More than anything else, in their debates Obama will have to be more likable than McCain. And he can do that. But he also has to take care not to seem to be showing off his intellect, and everyone fears he will actually answer questions intelligently rather than spout the “crisp” but empty prepackaged rhetoric bits that the pundits always prefer to real answers.

In both cases I think the Dems should keep a principle of martial arts in mind — using your opponent’s momentum and force against him. Unless McCain is allowed to bring Joe Lieberman on stage with him to whisper the correct answers in his ear — or obtain the mysterious “back box” that Bush sported in a debate against Kerry — McCain will be confused about many things. Since the McCain campaign has declared war on news media, I think news media are in less of a mood to let such things slip by these days. The shills on Faux News excepted, of course. Anyway, at such times, Obama should step back and let McCain be McCain.
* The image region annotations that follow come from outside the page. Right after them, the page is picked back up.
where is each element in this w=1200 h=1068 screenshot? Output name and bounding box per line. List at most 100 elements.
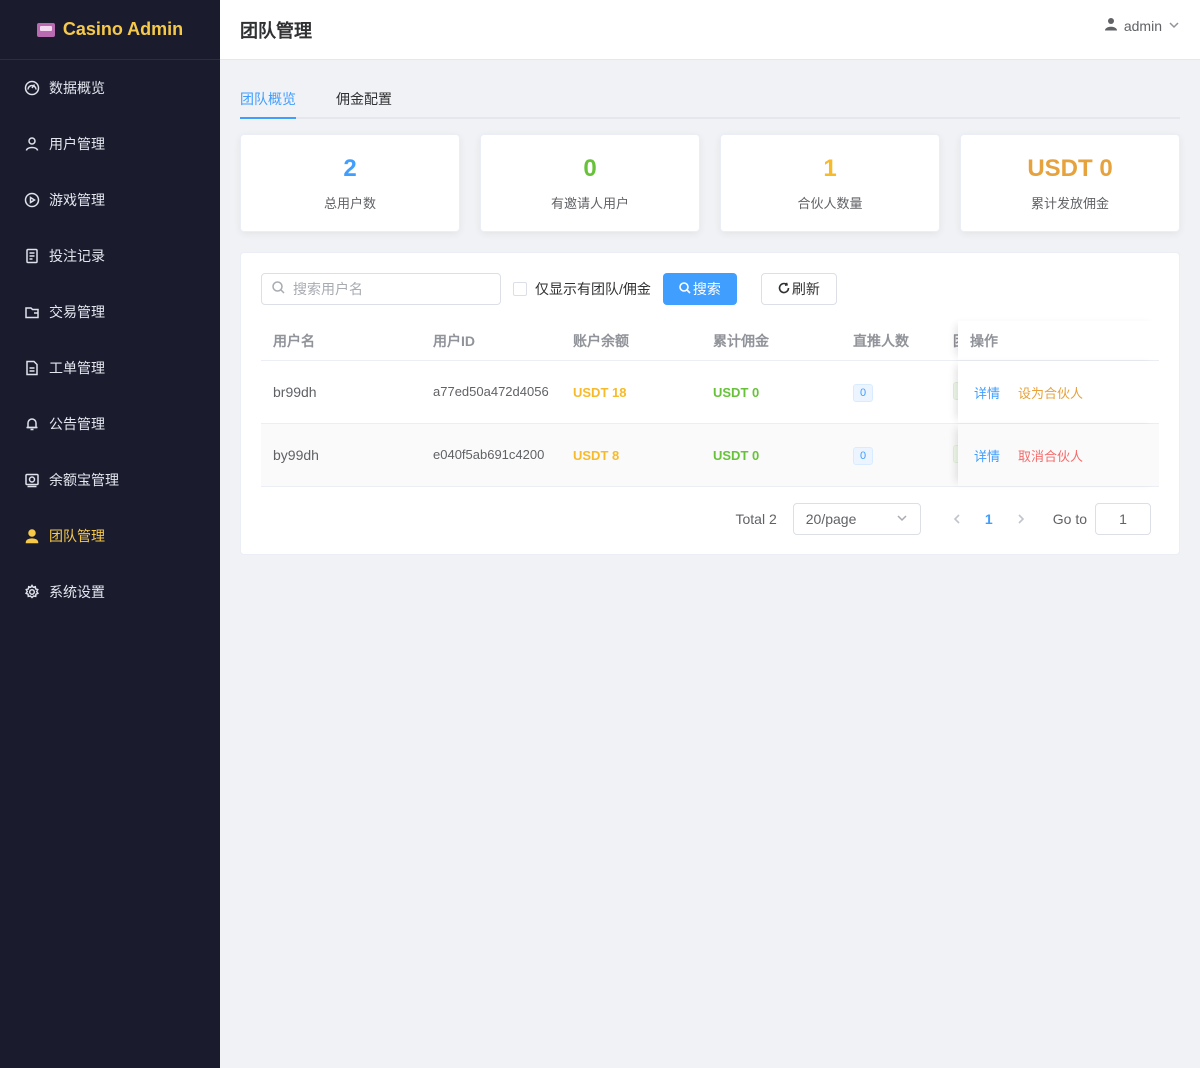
column-header-user-id: 用户ID [433, 332, 475, 349]
cell-user-id: e040f5ab691c4200 [433, 447, 545, 462]
cell-username: by99dh [273, 447, 319, 463]
table-row: by99dh e040f5ab691c4200 USDT 8 USDT 0 0 … [261, 424, 1159, 487]
goto-page: Go to [1053, 503, 1151, 535]
goto-page-input[interactable] [1095, 503, 1151, 535]
chevron-down-icon [896, 511, 908, 527]
sidebar-item-label: 数据概览 [49, 80, 105, 96]
checkbox-label: 仅显示有团队/佣金 [535, 281, 651, 297]
direct-count-tag: 0 [853, 383, 873, 402]
cell-direct-count: 0 [841, 383, 941, 402]
cell-username: br99dh [273, 384, 317, 400]
cell-actions: 详情 取消合伙人 [958, 424, 1159, 486]
set-partner-link[interactable]: 设为合伙人 [1018, 383, 1083, 402]
column-header-username: 用户名 [273, 332, 315, 349]
stat-card-invited-users: 0 有邀请人用户 [480, 134, 700, 232]
tab-team-overview[interactable]: 团队概览 [240, 89, 296, 119]
search-button-label: 搜索 [692, 281, 721, 297]
checkbox-box[interactable] [513, 282, 527, 296]
stat-value: 1 [823, 154, 837, 182]
sidebar-item-settings[interactable]: 系统设置 [0, 564, 220, 620]
refresh-icon [778, 281, 790, 297]
user-icon [24, 136, 40, 152]
sidebar-item-label: 团队管理 [49, 528, 105, 544]
team-table-panel: 仅显示有团队/佣金 搜索 刷新 用户名 用户ID 账户余额 累计佣金 直推人数 … [240, 252, 1180, 555]
column-header-direct-count: 直推人数 [853, 332, 909, 349]
column-header-commission: 累计佣金 [713, 332, 769, 349]
sidebar-item-users[interactable]: 用户管理 [0, 116, 220, 172]
column-header-team: 团 [941, 331, 959, 351]
stat-label: 有邀请人用户 [550, 195, 629, 211]
stat-card-partners: 1 合伙人数量 [720, 134, 940, 232]
cell-direct-count: 0 [841, 446, 941, 465]
direct-count-tag: 0 [853, 446, 873, 465]
sidebar-item-label: 交易管理 [49, 304, 105, 320]
table-header: 用户名 用户ID 账户余额 累计佣金 直推人数 团 操作 [261, 321, 1159, 361]
team-icon [24, 528, 40, 544]
chevron-down-icon [1168, 18, 1180, 34]
pagination-total: Total 2 [735, 511, 777, 527]
brand[interactable]: Casino Admin [0, 0, 220, 60]
prev-page-button[interactable] [941, 511, 973, 527]
sidebar-item-label: 投注记录 [49, 248, 105, 264]
detail-link[interactable]: 详情 [974, 383, 1000, 402]
search-button[interactable]: 搜索 [662, 273, 737, 305]
search-icon [679, 281, 691, 297]
sidebar-item-games[interactable]: 游戏管理 [0, 172, 220, 228]
sidebar: Casino Admin 数据概览 用户管理 游戏管理 投注记录 交易管理 工单… [0, 0, 220, 1068]
column-header-actions: 操作 [958, 321, 1159, 360]
stat-label: 合伙人数量 [797, 195, 863, 211]
stat-label: 累计发放佣金 [1030, 195, 1109, 211]
search-box [261, 273, 501, 305]
table-row: br99dh a77ed50a472d4056 USDT 18 USDT 0 0… [261, 361, 1159, 424]
cancel-partner-link[interactable]: 取消合伙人 [1018, 446, 1083, 465]
slot-machine-icon [36, 22, 55, 37]
top-header: 团队管理 admin [220, 0, 1200, 60]
search-input[interactable] [293, 281, 483, 297]
sidebar-item-yuebao[interactable]: 余额宝管理 [0, 452, 220, 508]
sidebar-item-label: 工单管理 [49, 360, 105, 376]
wallet-icon [24, 304, 40, 320]
bell-icon [24, 416, 40, 432]
pagination: Total 2 20/page 1 Go to [735, 503, 1151, 535]
page-number-current[interactable]: 1 [973, 511, 1005, 527]
detail-link[interactable]: 详情 [974, 446, 1000, 465]
gear-icon [24, 584, 40, 600]
dashboard-icon [24, 80, 40, 96]
user-menu[interactable]: admin [1104, 17, 1180, 34]
username: admin [1123, 17, 1162, 34]
cell-user-id: a77ed50a472d4056 [433, 384, 549, 399]
sidebar-item-dashboard[interactable]: 数据概览 [0, 60, 220, 116]
sidebar-item-label: 公告管理 [49, 416, 105, 432]
team-only-checkbox[interactable]: 仅显示有团队/佣金 [513, 279, 651, 299]
sidebar-item-transactions[interactable]: 交易管理 [0, 284, 220, 340]
team-table: 用户名 用户ID 账户余额 累计佣金 直推人数 团 操作 br99dh a77e… [261, 321, 1159, 487]
ticket-icon [24, 360, 40, 376]
cell-commission: USDT 0 [713, 384, 760, 400]
cell-commission: USDT 0 [713, 447, 760, 463]
sidebar-menu: 数据概览 用户管理 游戏管理 投注记录 交易管理 工单管理 公告管理 余额宝管理… [0, 60, 220, 620]
stats-row: 2 总用户数 0 有邀请人用户 1 合伙人数量 USDT 0 累计发放佣金 [240, 134, 1180, 232]
stat-value: USDT 0 [1027, 154, 1113, 182]
cell-balance: USDT 8 [573, 447, 620, 463]
refresh-button[interactable]: 刷新 [760, 273, 837, 305]
tab-commission-config[interactable]: 佣金配置 [336, 89, 392, 117]
sidebar-item-tickets[interactable]: 工单管理 [0, 340, 220, 396]
goto-label: Go to [1052, 511, 1087, 527]
refresh-button-label: 刷新 [791, 281, 820, 297]
document-icon [24, 248, 40, 264]
column-header-balance: 账户余额 [573, 332, 629, 349]
sidebar-item-announcements[interactable]: 公告管理 [0, 396, 220, 452]
sidebar-item-team[interactable]: 团队管理 [0, 508, 220, 564]
toolbar: 仅显示有团队/佣金 搜索 刷新 [261, 273, 1159, 305]
brand-title: Casino Admin [62, 19, 184, 39]
next-page-button[interactable] [1005, 511, 1037, 527]
sidebar-item-label: 用户管理 [49, 136, 105, 152]
stat-label: 总用户数 [323, 195, 376, 211]
stat-value: 2 [343, 154, 357, 182]
sidebar-item-label: 余额宝管理 [49, 472, 119, 488]
search-icon [272, 281, 293, 297]
page-size-select[interactable]: 20/page [792, 503, 921, 535]
sidebar-item-bets[interactable]: 投注记录 [0, 228, 220, 284]
stat-card-total-commission: USDT 0 累计发放佣金 [960, 134, 1180, 232]
cell-team [941, 381, 959, 403]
Now that it has become conventional wisdom that Palin didn’t exactly cover herself in glory in her first interview, the excuses are coming out. One excuse is that ABC News deliberately edited the tape to make Palin look stupid. However, I’ve looked at the transcript of the complete first interview, and the stuff edited out doesn’t seem to me to make her any less frivolous that the stuff left in. See what you think.

Another excuse is that there are many versions of the “Bush Doctrine,” and Palin couldn’t be expected to know which one Charles Gibson referred to — except that he deliberately and clearly defined the precise version he was inquiring about. And while there are many fine points, if fine is the right word, about the Bush Doctrine that can be interpreted in diverse ways, Palin clearly didn’t know any of those points, nor did she seem to know there was such a thing as a “Bush Doctrine.”
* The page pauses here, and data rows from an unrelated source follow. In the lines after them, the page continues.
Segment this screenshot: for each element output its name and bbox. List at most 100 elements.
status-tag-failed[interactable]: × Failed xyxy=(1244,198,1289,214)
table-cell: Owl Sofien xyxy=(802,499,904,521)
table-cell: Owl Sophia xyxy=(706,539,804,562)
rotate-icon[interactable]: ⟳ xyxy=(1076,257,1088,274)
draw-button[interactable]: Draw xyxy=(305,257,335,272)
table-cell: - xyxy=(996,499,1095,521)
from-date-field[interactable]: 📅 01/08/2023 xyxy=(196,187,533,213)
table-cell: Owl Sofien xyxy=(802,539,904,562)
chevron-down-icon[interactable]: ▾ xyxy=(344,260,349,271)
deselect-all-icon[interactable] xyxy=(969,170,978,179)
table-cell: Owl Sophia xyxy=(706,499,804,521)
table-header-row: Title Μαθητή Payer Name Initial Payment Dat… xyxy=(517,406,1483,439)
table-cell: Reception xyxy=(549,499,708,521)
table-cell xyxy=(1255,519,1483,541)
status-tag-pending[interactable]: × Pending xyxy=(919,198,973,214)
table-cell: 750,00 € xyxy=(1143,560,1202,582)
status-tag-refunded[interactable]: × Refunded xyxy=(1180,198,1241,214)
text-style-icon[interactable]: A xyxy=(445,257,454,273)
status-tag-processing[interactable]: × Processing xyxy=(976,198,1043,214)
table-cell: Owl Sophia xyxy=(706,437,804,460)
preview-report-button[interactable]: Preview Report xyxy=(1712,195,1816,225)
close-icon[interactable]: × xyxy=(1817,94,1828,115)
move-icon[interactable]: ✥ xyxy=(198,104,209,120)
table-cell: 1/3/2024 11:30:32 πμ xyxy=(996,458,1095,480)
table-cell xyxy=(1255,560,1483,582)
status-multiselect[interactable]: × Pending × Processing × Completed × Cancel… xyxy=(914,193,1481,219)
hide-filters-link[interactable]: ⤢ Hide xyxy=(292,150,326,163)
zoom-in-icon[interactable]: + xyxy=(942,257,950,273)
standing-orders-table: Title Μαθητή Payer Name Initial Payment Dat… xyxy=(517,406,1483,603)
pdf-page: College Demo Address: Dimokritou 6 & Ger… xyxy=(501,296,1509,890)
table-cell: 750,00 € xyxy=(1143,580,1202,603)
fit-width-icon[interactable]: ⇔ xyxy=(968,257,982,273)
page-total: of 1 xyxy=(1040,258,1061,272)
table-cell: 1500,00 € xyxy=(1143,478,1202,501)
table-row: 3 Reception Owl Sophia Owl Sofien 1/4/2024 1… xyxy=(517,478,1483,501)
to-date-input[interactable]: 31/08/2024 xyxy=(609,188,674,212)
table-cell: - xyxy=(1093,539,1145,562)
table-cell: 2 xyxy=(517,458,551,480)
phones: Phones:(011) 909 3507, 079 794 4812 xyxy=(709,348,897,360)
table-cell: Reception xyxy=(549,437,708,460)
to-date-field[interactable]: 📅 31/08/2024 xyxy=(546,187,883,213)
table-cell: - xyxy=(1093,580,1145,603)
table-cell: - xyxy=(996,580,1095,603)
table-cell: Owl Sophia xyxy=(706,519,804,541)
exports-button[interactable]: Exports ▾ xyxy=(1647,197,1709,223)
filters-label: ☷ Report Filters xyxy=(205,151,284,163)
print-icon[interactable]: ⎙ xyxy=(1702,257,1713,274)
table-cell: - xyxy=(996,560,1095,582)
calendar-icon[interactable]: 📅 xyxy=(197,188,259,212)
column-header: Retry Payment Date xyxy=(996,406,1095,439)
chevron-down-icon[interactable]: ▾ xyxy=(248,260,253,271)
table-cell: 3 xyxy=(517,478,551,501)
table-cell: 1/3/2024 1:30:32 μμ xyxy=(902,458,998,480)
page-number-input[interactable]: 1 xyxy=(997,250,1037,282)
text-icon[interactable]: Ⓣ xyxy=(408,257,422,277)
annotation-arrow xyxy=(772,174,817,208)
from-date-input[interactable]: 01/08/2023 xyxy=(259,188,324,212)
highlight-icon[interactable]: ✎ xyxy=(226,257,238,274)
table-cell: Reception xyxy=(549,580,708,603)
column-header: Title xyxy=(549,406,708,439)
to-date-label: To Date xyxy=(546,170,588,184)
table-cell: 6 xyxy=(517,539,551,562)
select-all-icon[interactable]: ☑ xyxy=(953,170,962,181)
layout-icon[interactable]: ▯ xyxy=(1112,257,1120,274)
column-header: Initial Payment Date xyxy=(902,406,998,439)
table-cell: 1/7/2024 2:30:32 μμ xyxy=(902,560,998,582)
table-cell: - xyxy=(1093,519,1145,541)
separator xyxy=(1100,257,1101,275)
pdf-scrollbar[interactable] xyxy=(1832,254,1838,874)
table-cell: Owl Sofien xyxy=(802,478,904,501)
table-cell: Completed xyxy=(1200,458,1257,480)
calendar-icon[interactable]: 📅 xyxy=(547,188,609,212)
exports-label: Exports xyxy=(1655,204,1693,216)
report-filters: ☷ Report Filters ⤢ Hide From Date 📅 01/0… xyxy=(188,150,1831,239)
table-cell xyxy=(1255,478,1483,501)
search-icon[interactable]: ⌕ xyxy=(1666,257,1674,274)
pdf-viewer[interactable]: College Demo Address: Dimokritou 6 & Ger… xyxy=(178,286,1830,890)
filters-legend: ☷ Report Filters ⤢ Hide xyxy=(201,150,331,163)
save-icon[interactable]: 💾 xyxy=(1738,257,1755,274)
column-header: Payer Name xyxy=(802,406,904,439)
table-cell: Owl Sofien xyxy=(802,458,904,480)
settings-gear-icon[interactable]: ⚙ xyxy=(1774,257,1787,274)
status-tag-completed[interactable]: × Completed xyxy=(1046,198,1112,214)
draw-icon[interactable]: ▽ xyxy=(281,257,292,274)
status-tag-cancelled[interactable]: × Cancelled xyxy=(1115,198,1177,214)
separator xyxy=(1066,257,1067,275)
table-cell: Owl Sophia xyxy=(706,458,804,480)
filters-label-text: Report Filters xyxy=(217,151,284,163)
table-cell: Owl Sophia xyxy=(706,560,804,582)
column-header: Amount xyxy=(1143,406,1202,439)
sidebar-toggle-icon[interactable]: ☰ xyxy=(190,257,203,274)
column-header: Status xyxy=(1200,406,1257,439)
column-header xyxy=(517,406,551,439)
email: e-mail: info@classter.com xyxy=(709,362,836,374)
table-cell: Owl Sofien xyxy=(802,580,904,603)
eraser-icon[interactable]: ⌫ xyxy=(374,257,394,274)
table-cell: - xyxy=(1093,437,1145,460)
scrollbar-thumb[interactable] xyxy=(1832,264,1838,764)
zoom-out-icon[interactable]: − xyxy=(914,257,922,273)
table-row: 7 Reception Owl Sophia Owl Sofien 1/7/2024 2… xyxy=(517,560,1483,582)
Shorter Steven Hayward: If we don’t elect idiots, we’re betraying democracy.

Maybe it’s because I live in New York and nobody’s campaigning here, but I never see the candidates. He see news about the candidates and brief clips showing some little slice of the candidates’ day, but I keep feeling that I’m not seeing the actual candidates anywhere. How is it where you live?

Ike

Word is that Ike is a terrible storm.

Where is all the sincere Republican concern that was displayed over Gustav? Two weeks ago, as the Republican National Convention was about to begin, President Bush flew to Texas so he could be filmed strutting around in an emergency control center, pretending to be doing something.

Today, Bush stuck to his fundraising schedule.

Hardly anyone cares about what Bush does or doesn’t do any more. Even so, we may wake up tomorrow to a new landscape, geographically and politically.

May all beings in danger find sanctuary.